La mia è la prospettiva di un uomo volutamente non Socializzato, almeno secondo quanto richiestomi e ritenuto necessario dalle ragioni del signor Social che mi invita continuamente a migliorare le mie prestazioni, a rendere completo il mio profilo, mi chiede se voglio essere localizzato e parla per voi, dicendomi che i miei amici non mi sentono da un po’, non hanno mie notizie, e potrei essere più sociale.. e che se voglio posso essere protagonista e potrei andare in diretta come gli attori.. Ma Pablo è ancora lì sulla sua pagina con il suo sorriso e sembra vivo, come se non fosse accaduto nulla, perché nel mondo virtuale non è successo nulla se hai l’immagine sorridente, invece Pablo si è ammazzato, non c’è più e non è più vivo.

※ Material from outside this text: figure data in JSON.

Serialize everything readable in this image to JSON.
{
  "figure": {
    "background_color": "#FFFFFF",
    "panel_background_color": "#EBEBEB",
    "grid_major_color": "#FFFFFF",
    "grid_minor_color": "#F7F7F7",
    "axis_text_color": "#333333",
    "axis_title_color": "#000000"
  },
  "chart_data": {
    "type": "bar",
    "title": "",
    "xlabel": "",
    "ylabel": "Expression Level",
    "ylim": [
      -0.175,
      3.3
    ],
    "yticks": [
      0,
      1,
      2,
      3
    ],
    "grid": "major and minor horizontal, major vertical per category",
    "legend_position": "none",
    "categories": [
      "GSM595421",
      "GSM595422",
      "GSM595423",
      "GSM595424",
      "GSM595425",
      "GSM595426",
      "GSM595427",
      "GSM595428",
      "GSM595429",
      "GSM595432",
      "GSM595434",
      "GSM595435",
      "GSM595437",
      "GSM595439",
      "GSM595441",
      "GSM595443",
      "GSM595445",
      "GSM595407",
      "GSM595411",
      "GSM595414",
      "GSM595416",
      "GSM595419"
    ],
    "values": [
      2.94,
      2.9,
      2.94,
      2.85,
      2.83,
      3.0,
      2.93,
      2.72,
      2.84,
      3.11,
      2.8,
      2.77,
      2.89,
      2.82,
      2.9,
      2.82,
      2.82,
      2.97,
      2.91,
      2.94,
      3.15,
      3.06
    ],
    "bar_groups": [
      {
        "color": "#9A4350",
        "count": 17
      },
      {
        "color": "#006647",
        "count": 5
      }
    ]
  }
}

Alla socialità non servi come sei alla nascita, serve il risultato in cui ti trasformerà o ti ha già trasformato, il prodotto che ha confezionato, quanti nuovi socializzati hai generato e contattato nel tuo nucleo familiare, quanto guadagni e dunque quanto potrete consumare e spendere .. o quanto sospendere le vostre vite inseguendo ciò che vi dicono vi serva per vivere.
Io sì critico la Ragion pura dei social e la sua nutrice e nostra despota, ossia la smisurata ricerca di questa falsa socialità, volta a creare perfezione e miti, che sono tutti palesemente artefatti ma non certo “fattid’arte”.
E forse vi starete chiedendo, scrivendo anche io sul social, se stia comunque sputando sul piatto in cui mangio, ebbene vi dico che: “se la prospettiva di un uomo Socializzato moderno vuol dire rinunciare a se stesso impedendogli di essere vivo e reale quando è Offline, allora..
sì lo sto facendo.
Pablo non lo hanno ammazzato i social è vero, lo ha fatto lui da solo eppur potendo essere localizzato, contattato, postato, seguito e condiviso, .. già “condiviso” ..
Ah se lo avesse fatto sul serio però, se invece dei social avesse realmente “condiviso” il suo dolore..
forse e dico forse sarebbe ancora qui con noi.
E con questa riflessione vi saluto.
Buon ascolto o buona lettura come preferite.